Re: Function[x...] and #& not equivalent
- To: mathgroup at smc.vnet.net
- Subject: [mg74441] Re: Function[x...] and #& not equivalent
- From: dh <dh at metrohm.ch>
- Date: Wed, 21 Mar 2007 02:53:56 -0500 (EST)
- References: <etof3e$i3d$1@smc.vnet.net>
Hi, you are fooling yourself. The structure of: Function[MkLength, MkLength[Eternity][ Function[length, Function[list, If[EmptyQ[list], 0, 1 + length[Rest[list]]]]]]][{}] is: Function[MkLength,..][{}], the argument is {}. Therefore, you get {}[Eternity][...]. No further evaluation is possible.

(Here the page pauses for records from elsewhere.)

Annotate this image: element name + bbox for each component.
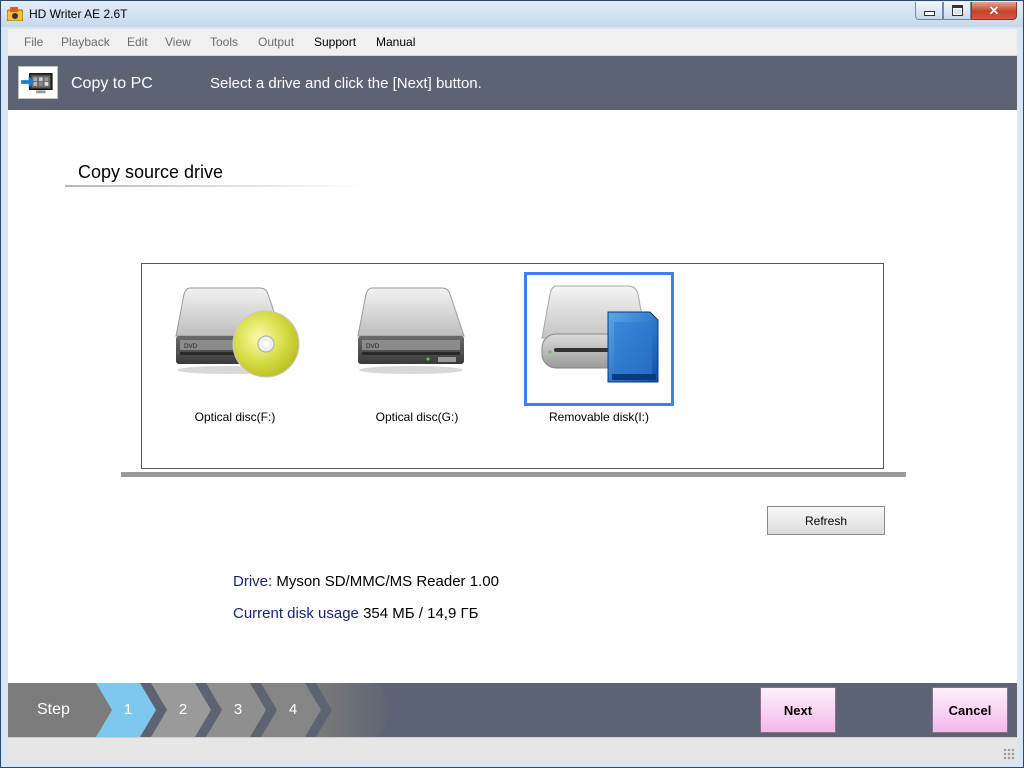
step-trail bbox=[316, 683, 396, 737]
svg-text:DVD: DVD bbox=[184, 343, 198, 350]
disk-usage-info: Current disk usage 354 МБ / 14,9 ГБ bbox=[233, 605, 478, 622]
menu-output[interactable]: Output bbox=[258, 35, 294, 49]
menu-manual[interactable]: Manual bbox=[376, 35, 415, 49]
step-label: Step bbox=[37, 701, 70, 718]
step-1: 1 bbox=[96, 683, 158, 737]
section-title: Copy source drive bbox=[78, 162, 224, 182]
menu-file[interactable]: File bbox=[24, 35, 43, 49]
disk-usage-value: 354 МБ / 14,9 ГБ bbox=[363, 605, 479, 622]
status-bar bbox=[8, 737, 1017, 762]
step-2: 2 bbox=[151, 683, 213, 737]
maximize-button[interactable] bbox=[943, 2, 971, 20]
page-header: Copy to PC Select a drive and click the … bbox=[8, 56, 1017, 110]
step-bar: Step 1 2 3 4 Next Cancel bbox=[8, 683, 1017, 737]
app-window: HD Writer AE 2.6T ✕ File Playback Edit V… bbox=[0, 0, 1024, 768]
drive-optical-g[interactable]: DVD Optical disc(G:) bbox=[342, 272, 492, 432]
drive-info: Drive: Myson SD/MMC/MS Reader 1.00 bbox=[233, 573, 499, 590]
disk-usage-label: Current disk usage bbox=[233, 605, 359, 622]
drive-removable-i[interactable]: Removable disk(I:) bbox=[524, 272, 674, 432]
window-title: HD Writer AE 2.6T bbox=[29, 7, 128, 21]
close-icon: ✕ bbox=[988, 2, 1000, 18]
menu-support[interactable]: Support bbox=[314, 35, 356, 49]
instruction-text: Select a drive and click the [Next] butt… bbox=[210, 75, 482, 92]
minimize-button[interactable] bbox=[915, 2, 943, 20]
drive-label: Optical disc(F:) bbox=[194, 410, 276, 424]
step-3-number: 3 bbox=[233, 701, 243, 718]
close-button[interactable]: ✕ bbox=[971, 2, 1017, 20]
menu-view[interactable]: View bbox=[165, 35, 191, 49]
maximize-icon bbox=[951, 5, 963, 16]
panel-divider bbox=[121, 472, 906, 477]
page-title: Copy to PC bbox=[71, 75, 153, 92]
minimize-icon bbox=[923, 11, 935, 16]
optical-drive-with-disc-icon: DVD bbox=[175, 287, 300, 378]
drive-list: DVD Optical disc(F:) DVD Optical disc(G:… bbox=[141, 263, 884, 469]
step-2-number: 2 bbox=[178, 701, 188, 718]
next-button[interactable]: Next bbox=[760, 687, 836, 733]
step-4-number: 4 bbox=[288, 701, 298, 718]
step-4: 4 bbox=[261, 683, 323, 737]
drive-label: Optical disc(G:) bbox=[375, 410, 459, 424]
cancel-button[interactable]: Cancel bbox=[932, 687, 1008, 733]
step-3: 3 bbox=[206, 683, 268, 737]
section-divider bbox=[65, 185, 365, 187]
drive-info-value: Myson SD/MMC/MS Reader 1.00 bbox=[276, 573, 499, 590]
removable-disk-sd-card-icon bbox=[541, 285, 659, 383]
menu-bar: File Playback Edit View Tools Output Sup… bbox=[8, 29, 1017, 56]
refresh-button[interactable]: Refresh bbox=[767, 506, 885, 535]
svg-text:DVD: DVD bbox=[366, 343, 380, 350]
step-1-number: 1 bbox=[123, 701, 133, 718]
window-controls: ✕ bbox=[915, 2, 1017, 21]
resize-grip-icon[interactable] bbox=[1003, 748, 1015, 760]
copy-to-pc-icon bbox=[18, 66, 58, 99]
menu-tools[interactable]: Tools bbox=[210, 35, 238, 49]
menu-playback[interactable]: Playback bbox=[61, 35, 110, 49]
drive-label: Removable disk(I:) bbox=[548, 410, 650, 424]
drive-info-label: Drive: bbox=[233, 573, 273, 590]
menu-edit[interactable]: Edit bbox=[127, 35, 148, 49]
hd-writer-app-icon[interactable] bbox=[7, 7, 23, 21]
title-bar: HD Writer AE 2.6T ✕ bbox=[1, 1, 1023, 27]
main-content: Copy source drive DVD Optical disc(F:) D… bbox=[8, 110, 1017, 683]
optical-drive-icon: DVD bbox=[357, 287, 465, 374]
drive-optical-f[interactable]: DVD Optical disc(F:) bbox=[160, 272, 310, 432]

However, in: #[Eternity]&[Function[length,Function[list,If[EmptyQ[list],0,1 + length[Rest[list]]]]]] [{}] the argument is: Function[length,Function[list,If[EmptyQ[list],0,1 + length[Rest[list]]]]]. This evaluates to a new function that then takes the second argument {} and evaluates to 0. Note that as long as your are not a real Mathematica crack, it is a good idea to make things simple. Daniel wooks wrote: > In[19]:= > Clear[Eternity,x]; > Eternity[x_]:=Eternity[x]; > > In[21]:= > Clear[EmptyQ]; > EmptyQ[{}]:=True; > EmptyQ[x_List]:=False; > EmptyQ[x_]:=Print["Argument to EmptyQ must be a list."]; > > This below works for the empty list it gives 0. > In[25]:= > Clear[length,list] > Function[length, > Function[list,If[EmptyQ[list], > 0, > 1 + > length[Rest[list]]]]][ > Eternity][{}] > Out[26]= > 0 > > What I am trying to do here is pass the function above as the > definition of the parameter MkLength and then run the exactly the same > thing by MkLength[Eternity]. > It doesn't work. > In[27]:= > Function[MkLength,MkLength[Eternity][Function[length, > Function[list,If[EmptyQ[list],0,1 + > length[Rest[list]]]]]]][{}] > > Out[27]= > {}[Eternity][ > Function[length,Function[list,If[EmptyQ[list], > 0,1+length[Rest[list]]]]]] > > But look what happens when I use the function abbreviation instead of > Function[MkLength........ > In[29]:= > #[Eternity]&[Function[length, > Function[list,If[EmptyQ[list],0,1 + length[Rest[list]]]]]] > [{}] > Out[29]= > 0 > >